The palace has been made with plastered stone. The remarkable feature of the Fort is its splendid series of canopied balconies. Entry to the palace is through Suraj Pol that leads into a courtyard. The palace was also home of Rani Meera, the famous poet-saint.
Chittorgarh Travel: Padmini/Padmavati’s Palace
This palace, a white building, a three-storied structure (a 19th-century reconstruction of the original), is located in the southern part of the Fort. Chhatris (pavilions) crown the palace roofs, and a water moat surrounds the palace. This style of the palace became the forerunner of other palaces built in the state with the concept of Jal Mahal (palace surrounded by water). It is the Palace where Alauddin was permitted to glimpse at the mirror image of Rani Padmavati, wife of Maharana Rattan Singh Rawal.
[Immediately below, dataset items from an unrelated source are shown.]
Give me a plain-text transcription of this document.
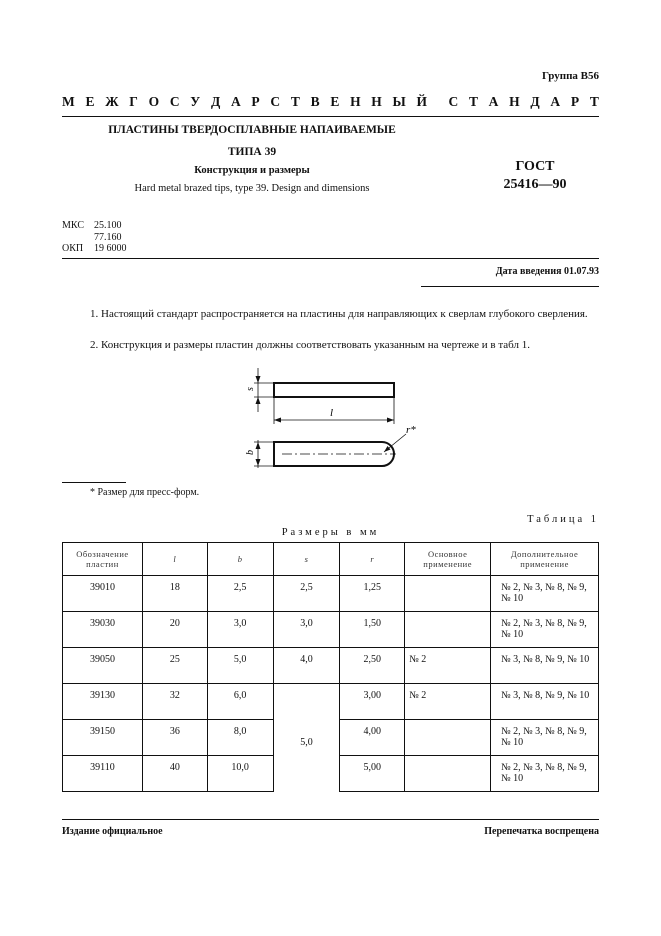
Группа В56
М Е Ж Г О С У Д А Р С Т В Е Н Н Ы Й С Т А Н Д А Р Т
ПЛАСТИНЫ ТВЕРДОСПЛАВНЫЕ НАПАИВАЕМЫЕ
ТИПА 39
Конструкция и размеры
Hard metal brazed tips, type 39. Design and dimensions
ГОСТ
25416—90
МКС 25.100
77.160
ОКП 19 6000
Дата введения 01.07.93
1. Настоящий стандарт распространяется на пластины для направляющих к сверлам глубокого сверления.
2. Конструкция и размеры пластин должны соответствовать указанным на чертеже и в табл 1.
s
l
b
r*
* Размер для пресс-форм.
Таблица 1
Размеры в мм
Обозначение пластин	l	b	s	r	Основное применение	Дополнительное применение
39010	18	2,5	2,5	1,25		№ 2, № 3, № 8, № 9, № 10
39030	20	3,0	3,0	1,50		№ 2, № 3, № 8, № 9, № 10
39050	25	5,0	4,0	2,50	№ 2	№ 3, № 8, № 9, № 10
39130	32	6,0	5,0	3,00	№ 2	№ 3, № 8, № 9, № 10
39150	36	8,0		4,00		№ 2, № 3, № 8, № 9, № 10
39110	40	10,0		5,00		№ 2, № 3, № 8, № 9, № 10
Издание официальное	Перепечатка воспрещена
It is widely believed that this glimpse of Padmavati’s beauty besotted him and convinced him to destroy Chittor to possess her. Maharana Rattan Singh was killed, and Rani Padmini committed Jauhar. Rani Padmini’s beauty is compared to that of Cleopatra, and her life story is an eternal legend in the history of Chittor, in particular and of the Mewar state in general.
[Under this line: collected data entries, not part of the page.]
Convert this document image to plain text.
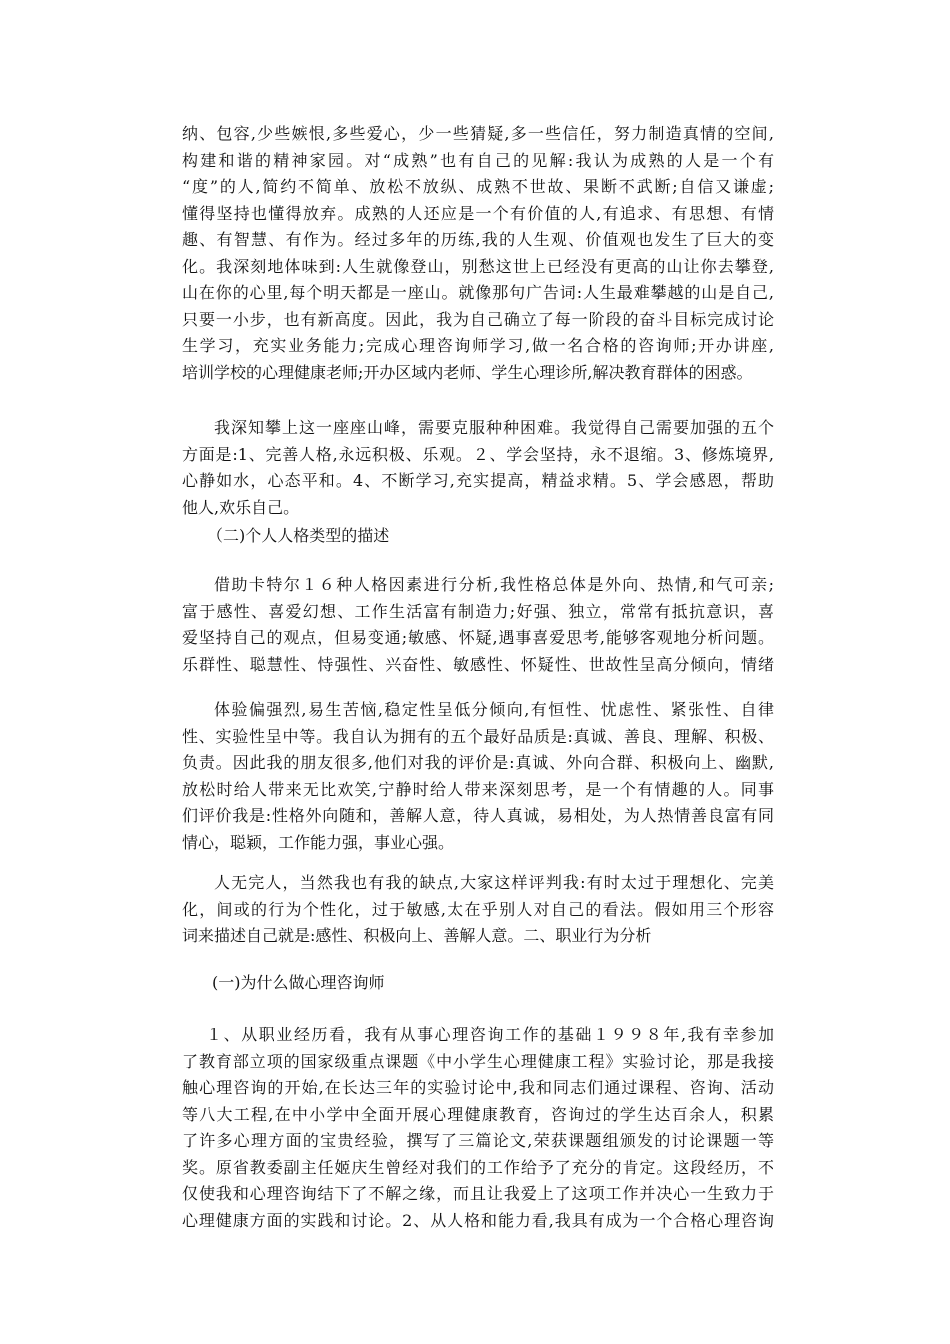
纳、包容,少些嫉恨,多些爱心，少一些猜疑,多一些信任，努力制造真情的空间,
构建和谐的精神家园。对“成熟”也有自己的见解:我认为成熟的人是一个有
“度”的人,简约不简单、放松不放纵、成熟不世故、果断不武断;自信又谦虚;
懂得坚持也懂得放弃。成熟的人还应是一个有价值的人,有追求、有思想、有情
趣、有智慧、有作为。经过多年的历练,我的人生观、价值观也发生了巨大的变
化。我深刻地体味到:人生就像登山，别愁这世上已经没有更高的山让你去攀登,
山在你的心里,每个明天都是一座山。就像那句广告词:人生最难攀越的山是自己,
只要一小步，也有新高度。因此，我为自己确立了每一阶段的奋斗目标完成讨论
生学习，充实业务能力;完成心理咨询师学习,做一名合格的咨询师;开办讲座,
培训学校的心理健康老师;开办区域内老师、学生心理诊所,解决教育群体的困惑。
我深知攀上这一座座山峰，需要克服种种困难。我觉得自己需要加强的五个
方面是:1、完善人格,永远积极、乐观。２、学会坚持，永不退缩。3、修炼境界,
心静如水，心态平和。4、不断学习,充实提高，精益求精。5、学会感恩，帮助
他人,欢乐自己。
（二)个人人格类型的描述
借助卡特尔１６种人格因素进行分析,我性格总体是外向、热情,和气可亲;
富于感性、喜爱幻想、工作生活富有制造力;好强、独立，常常有抵抗意识，喜
爱坚持自己的观点，但易变通;敏感、怀疑,遇事喜爱思考,能够客观地分析问题。
乐群性、聪慧性、恃强性、兴奋性、敏感性、怀疑性、世故性呈高分倾向，情绪
体验偏强烈,易生苦恼,稳定性呈低分倾向,有恒性、忧虑性、紧张性、自律
性、实验性呈中等。我自认为拥有的五个最好品质是:真诚、善良、理解、积极、
负责。因此我的朋友很多,他们对我的评价是:真诚、外向合群、积极向上、幽默,
放松时给人带来无比欢笑,宁静时给人带来深刻思考，是一个有情趣的人。同事
们评价我是:性格外向随和，善解人意，待人真诚，易相处，为人热情善良富有同
情心，聪颖，工作能力强，事业心强。
人无完人，当然我也有我的缺点,大家这样评判我:有时太过于理想化、完美
化，间或的行为个性化，过于敏感,太在乎别人对自己的看法。假如用三个形容
词来描述自己就是:感性、积极向上、善解人意。二、职业行为分析
(一)为什么做心理咨询师
１、从职业经历看，我有从事心理咨询工作的基础１９９８年,我有幸参加
了教育部立项的国家级重点课题《中小学生心理健康工程》实验讨论，那是我接
触心理咨询的开始,在长达三年的实验讨论中,我和同志们通过课程、咨询、活动
等八大工程,在中小学中全面开展心理健康教育，咨询过的学生达百余人，积累
了许多心理方面的宝贵经验，撰写了三篇论文,荣获课题组颁发的讨论课题一等
奖。原省教委副主任姬庆生曾经对我们的工作给予了充分的肯定。这段经历，不
仅使我和心理咨询结下了不解之缘，而且让我爱上了这项工作并决心一生致力于
心理健康方面的实践和讨论。2、从人格和能力看,我具有成为一个合格心理咨询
Chittorgarh Travel: Kumbha Shyam Temple
The Temple was Build by Maharana Kumbha in 1449, this lord Vishnu Temple has beautiful idols in its sanctum, mandap and pillars. Maharana Kumbha also is known as Kumbhakarna Singh was the son of Rana Mokal and Maharani Sobhagya Devi. He ruled Mewar from 1433 to 1468, being a Hindu, he had a great inclination towards music and art. Meera Bai was an ardent devotee of Lord Krishna. She got married to Rana Kumbha in 1513 and then accompanied him to Chittorgarh. The Kumbha Shyam temple was built on her request.
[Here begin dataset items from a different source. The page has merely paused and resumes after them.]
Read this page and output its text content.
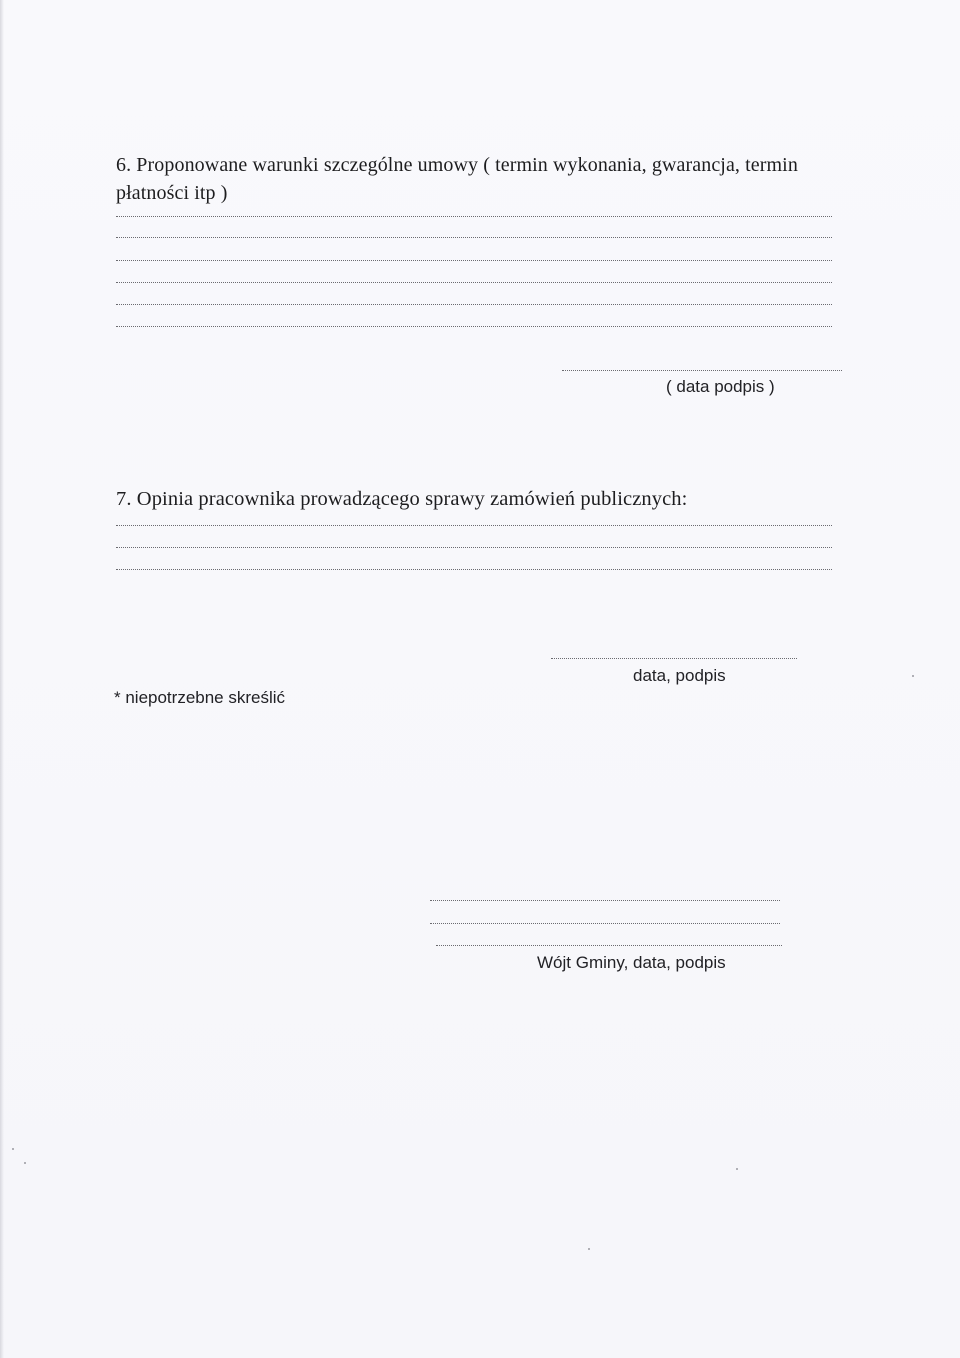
6. Proponowane warunki szczególne umowy ( termin wykonania, gwarancja, termin
płatności itp )
( data podpis )
7. Opinia pracownika prowadzącego sprawy zamówień publicznych:
data, podpis
* niepotrzebne skreślić
Wójt Gminy, data, podpis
The Kumbha Shyam Temple was initially built in the eighth century. Maharana Kumbha later repaired and revamped the Temple during the fifteenth century. After that, the Temple was renamed after him.
Chittorgarh Travel: Queen Meera Bai Temple
The Meera Temple, or the Meera Bai Temple. Rana Khumba built it in an ornate Indo-Aryan architectural style. It is associated with the mystic saint-poet Mira Bai who was an ardent devotee of Lord Krishna and dedicated her entire life to His worship. The Temple served as a private place of worship for Meera Bai. She spent long hours here in dedication to Lord Vishnu. Benign at heart, she fed the poor and the visiting pilgrims with her share of wealth. She composed and sang lyrical bhajan called Meera Bhajans. The popular legend associated with her is that with blessings of Krishna, she survived after consuming poison sent to her by her evil brother-in-law.
Meera Bai was the follower of Guru from the holy land of Varanasi. The Kumbha Shyam Temple has a Chattri dedicated to her Guru, Swami Ravidas, who was also known as Swami Raidas. The markings of the footprints of Guru Ravidas have been preserved in this place of pilgrimage. The pinnacle of the Temple is in the pyramid shape. A picture of Meera Bai praying before Krishna has now been installed in the Temple.
Chittorgarh Travel: Gaumukh Reservoir
The Gaumukh Reservoir is one of the eighty-four water bodies of the Fort. It is full with water to this day. The nomenclature refers to the cow-shaped mouth which serves water to the reservoir. The visitors admire the Gaumukh Kund as the ‘Tirth Raj’ of Chittorgarh. Local people believe that after touring various holy places in India, Hindus need to visit the Gaumukh Kund in Chittorgarh to complete their sacred journey.
Water incessantly flows from the cow-shaped mouth into the coil or the reservoir. The coil is a natural water body. The origin of the water is possibly an aquifer. As per hydrogeology, at some places beneath the surface of the earth, layers of permeable rocks, sand and silt can have water reserve. This stored water is creeping out into the surface of the earth results in the formation of aquifers.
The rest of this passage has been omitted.